Um jardim para enfrentar o 2º turno (08/10/2018)

Jardins são educativos, dão mostras diárias de que é preciso regar de afeto aquilo que você quer manter

Eu tenho um jardim. Na ausência de gatos ronronando ternuras fofas, cães amorosamente vigilantes ou peixinhos cruzando bailarinos o aquário do cotidiano, eu fujo do caos no abrigo aconchegante de um jardim. É minha realidade paralela, meu segundo turno na luta pela pacificação dos instintos e temores.

De vez em quando aparecem umas borboletas, adoravelmente poéticas, outra vez são uns besouros, assustadoramente mecânicos. Convivem sem que se batam as asas entre si, sem que se crie uma hierarquia de privilégios. De início, eu espantava o besouro e protegia a borboleta. Custei a perceber que era contra a ordem natural das coisas. Estavam empenhados, cada um ao seu modo, de flor em flor, em manter o jardim para a sobrevivência de todos. Passei a respeitar as diferenças.

Certa vez Roberto Carlos disse que gostava muito de "As rosas não falam", mas, por coerência, não gravaria a canção. Em seu jardim, na Urca, ele falava com as rosas. Eu não chegaria a tanto, mas sem tripudiar das idiossincrasias do rei. Um dia, reclamei do estardalhaço com que o aroma das sálvias ocupava os quatro cantos da plantação - e na manhã seguinte vivi a lição de ver seus galhos definhando.

Roberto Carlos fala com as plantas. Não revelou se elas ouviam.
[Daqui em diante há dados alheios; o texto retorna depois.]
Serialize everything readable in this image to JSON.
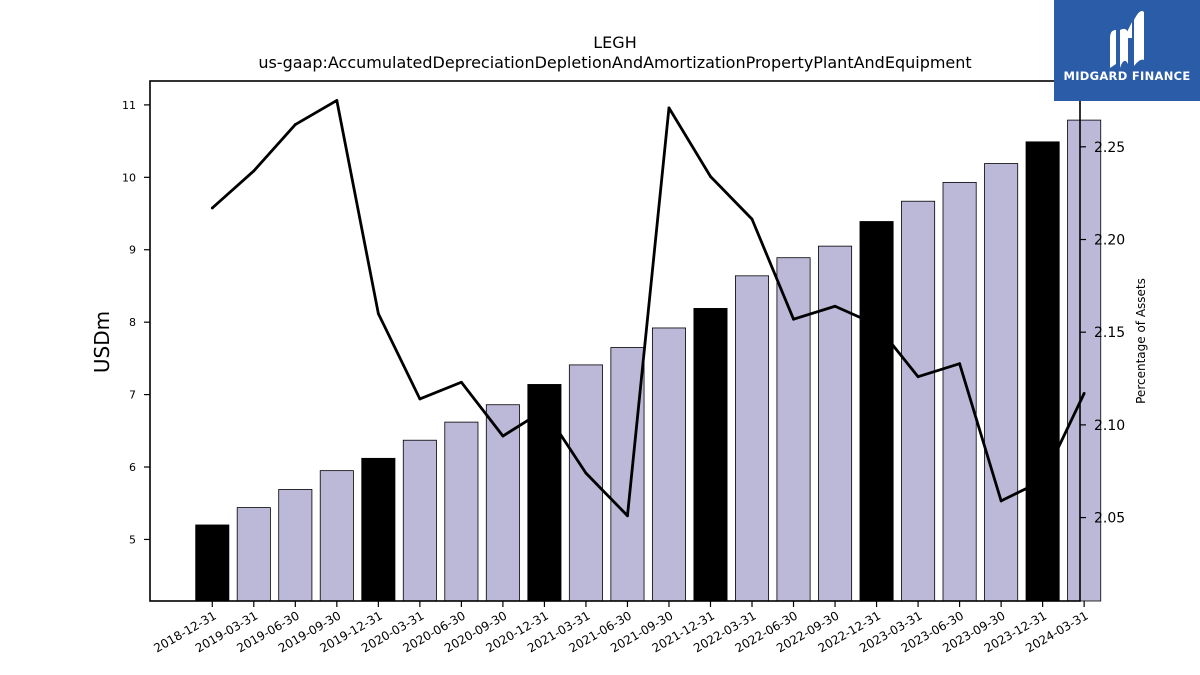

Depois do que aconteceu com as sálvias, passei a desconfiar dessa possibilidade. Pedi desculpas, baixinho, para que ninguém suspeitasse da minha sanidade, àquelas que sofreram minhas críticas. Reforcei o gesto de arrependimento plantando outro canteiro, com uma espécie de perfume menos estridente. Vão bem, obrigado.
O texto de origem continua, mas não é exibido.